Viaggiare low cost vuol dire anche passare interminabili giornate in aeroporti disseminati sul pianeta.

Jeddah è uno scalo internazionale nel mezzo del deserto arabico. Fuori c’è una tempesta di sabbia, che oltre a spostare miliardi di particelle di azoto da una parte all’altra del globo, contribuisce a incasinare il tabellone delle partenze.

Non so nemmeno che giorno sia di preciso, in questa specie di purgatorio dove vaghiamo come anime sospese.

Sul mio quaderno scrivo:

“Jedda, 7 o 8 gennaio 2018.

Siamo in questo aeroporto da circa otto ore e avremo visto diecimila facce. Ognuna chissà come, chissà cosa.
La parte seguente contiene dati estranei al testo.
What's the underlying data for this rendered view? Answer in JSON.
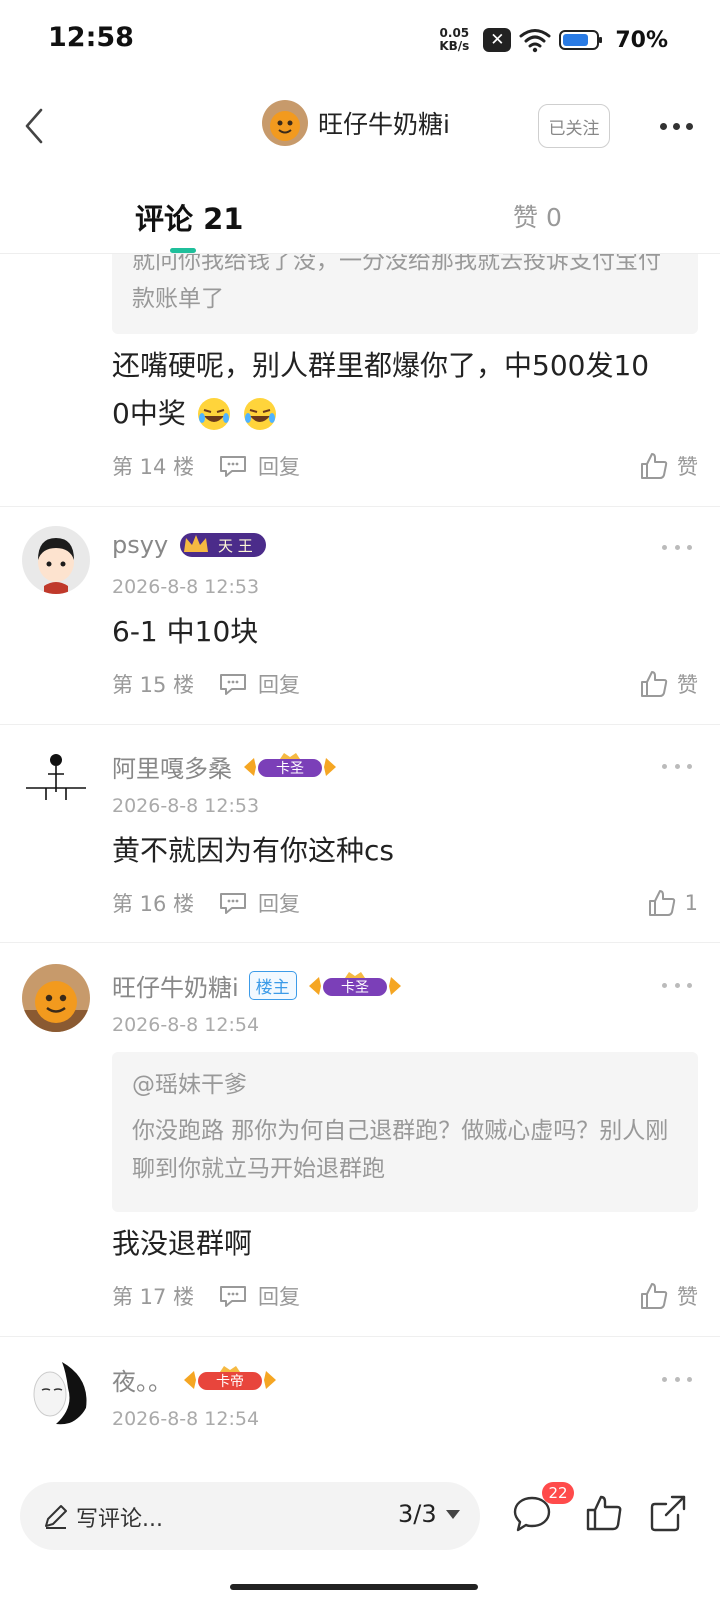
{
  "status_bar": {
    "time": "12:58",
    "net_speed": "0.05",
    "net_unit": "KB/s",
    "battery": "70%"
  },
  "header": {
    "username": "旺仔牛奶糖i",
    "follow_label": "已关注"
  },
  "tabs": {
    "comments": "评论 21",
    "likes": "赞 0"
  },
  "comments": [
    {
      "quote": "就问你我给钱了没，一分没给那我就去投诉支付宝付款账单了",
      "text_line1": "还嘴硬呢，别人群里都爆你了，中500发10",
      "text_line2": "0中奖",
      "floor": "第 14 楼",
      "reply": "回复",
      "like": "赞"
    },
    {
      "name": "psyy",
      "badge": "天 王",
      "time": "2026-8-8 12:53",
      "text": "6-1 中10块",
      "floor": "第 15 楼",
      "reply": "回复",
      "like": "赞"
    },
    {
      "name": "阿里嘎多桑",
      "badge": "卡圣",
      "time": "2026-8-8 12:53",
      "text": "黄不就因为有你这种cs",
      "floor": "第 16 楼",
      "reply": "回复",
      "like": "1"
    },
    {
      "name": "旺仔牛奶糖i",
      "owner_tag": "楼主",
      "badge": "卡圣",
      "time": "2026-8-8 12:54",
      "quote_user": "@瑶妹干爹",
      "quote": "你没跑路 那你为何自己退群跑？做贼心虚吗？别人刚聊到你就立马开始退群跑",
      "text": "我没退群啊",
      "floor": "第 17 楼",
      "reply": "回复",
      "like": "赞"
    },
    {
      "name": "夜。。",
      "badge": "卡帝",
      "time": "2026-8-8 12:54"
    }
  ],
  "bottom_bar": {
    "placeholder": "写评论...",
    "page": "3/3",
    "comment_count": "22"
  },
  "colors": {
    "accent": "#1fbf9b",
    "badge_red": "#ff4b4b",
    "owner_blue": "#3c9be8"
  }
}
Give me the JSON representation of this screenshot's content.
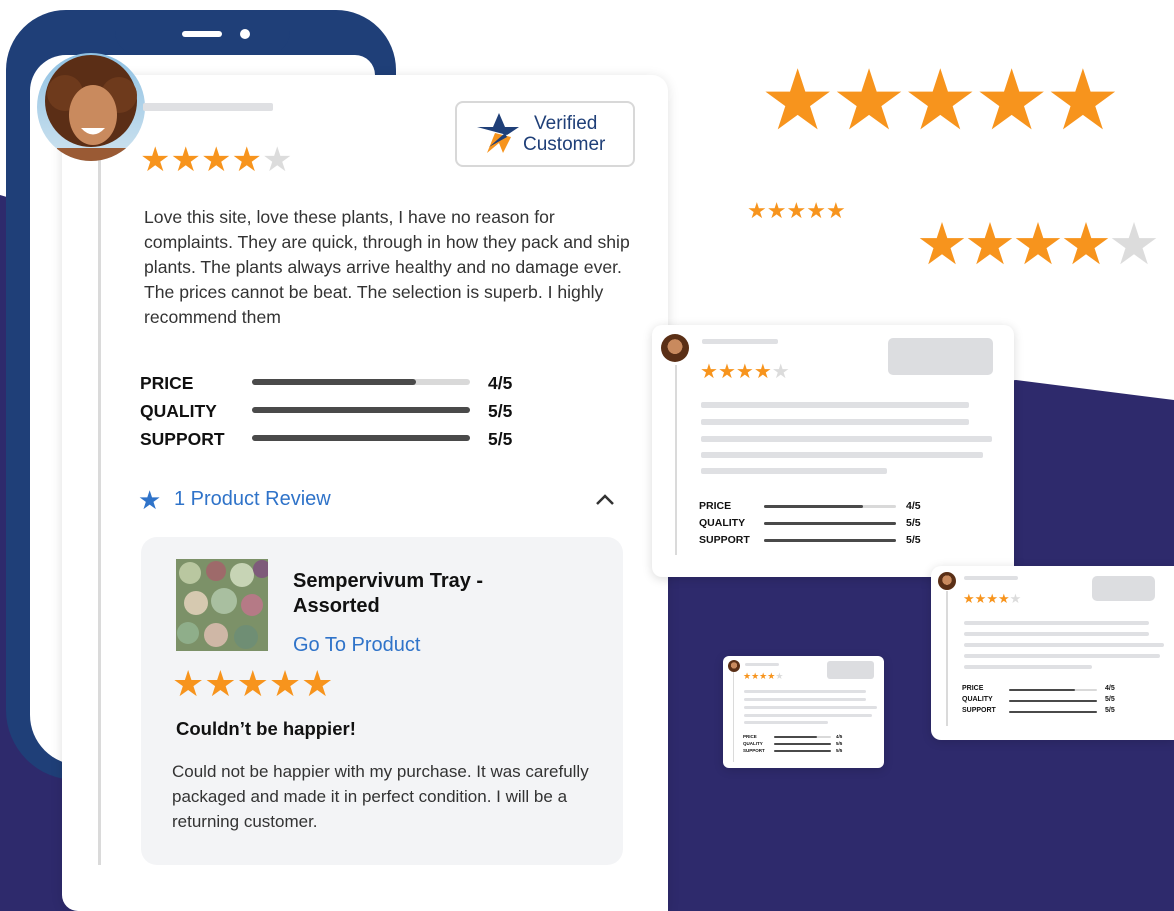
{
  "colors": {
    "navy": "#1f3f78",
    "purple": "#2e2a6c",
    "star_orange": "#f7941d",
    "star_gray": "#dcdcdc",
    "link_blue": "#2f73c9",
    "panel_gray": "#f3f4f6"
  },
  "icons": {
    "star": "★",
    "chevron_up": "⌃",
    "verified_mark": "verified-star-icon"
  },
  "badge": {
    "line1": "Verified",
    "line2": "Customer"
  },
  "review": {
    "rating": 4,
    "rating_max": 5,
    "body": "Love this site, love these plants, I have no reason for complaints. They are quick, through in how they pack and ship plants.  The plants always arrive healthy and no damage ever. The prices cannot be beat. The selection is superb. I highly recommend them",
    "metrics": [
      {
        "label": "PRICE",
        "value": "4/5",
        "level": 0.75
      },
      {
        "label": "QUALITY",
        "value": "5/5",
        "level": 1.0
      },
      {
        "label": "SUPPORT",
        "value": "5/5",
        "level": 1.0
      }
    ]
  },
  "product_review": {
    "toggle_label": "1 Product Review",
    "product_name": "Sempervivum Tray - Assorted",
    "link_label": "Go To Product",
    "rating": 5,
    "headline": "Couldn’t be happier!",
    "body": "Could not be happier with my purchase. It was carefully packaged and made it in perfect condition.  I will be a returning customer."
  },
  "decor": {
    "big_stars": 5,
    "small_stars": 5,
    "mid_stars_filled": 4,
    "mid_stars_total": 5
  },
  "mini_cards": [
    {
      "rating": 4,
      "metrics": [
        {
          "label": "PRICE",
          "value": "4/5",
          "level": 0.75
        },
        {
          "label": "QUALITY",
          "value": "5/5",
          "level": 1.0
        },
        {
          "label": "SUPPORT",
          "value": "5/5",
          "level": 1.0
        }
      ]
    },
    {
      "rating": 4,
      "metrics": [
        {
          "label": "PRICE",
          "value": "4/5",
          "level": 0.75
        },
        {
          "label": "QUALITY",
          "value": "5/5",
          "level": 1.0
        },
        {
          "label": "SUPPORT",
          "value": "5/5",
          "level": 1.0
        }
      ]
    },
    {
      "rating": 4,
      "metrics": [
        {
          "label": "PRICE",
          "value": "4/5",
          "level": 0.75
        },
        {
          "label": "QUALITY",
          "value": "5/5",
          "level": 1.0
        },
        {
          "label": "SUPPORT",
          "value": "5/5",
          "level": 1.0
        }
      ]
    }
  ]
}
Ci sono cinque ragazzi seduti qui davanti. Bestioni con le teste rasate. Si massaggiano e si coccolano a vicenda per sopportare meglio l’attesa.

Hanno visto il moschettone agganciato al mio zaino e vogliono sapere se arrampico. Non parlano inglese.

Sono tifosi ultras di non so quale squadra turca. Io di calcio non so proprio niente, ma troviamo un punto di incontro nella figura mitologica di Batistuta.

Quello di loro che mi dava l’impressione che gli stessi sul culo è il primo a porgermi la mano quando vanno via.

Alzo la testa e al loro posto altra gente si è seduta. Altre facce, altre storie, altre vibrazioni umane suonano una musica che è anche la mia.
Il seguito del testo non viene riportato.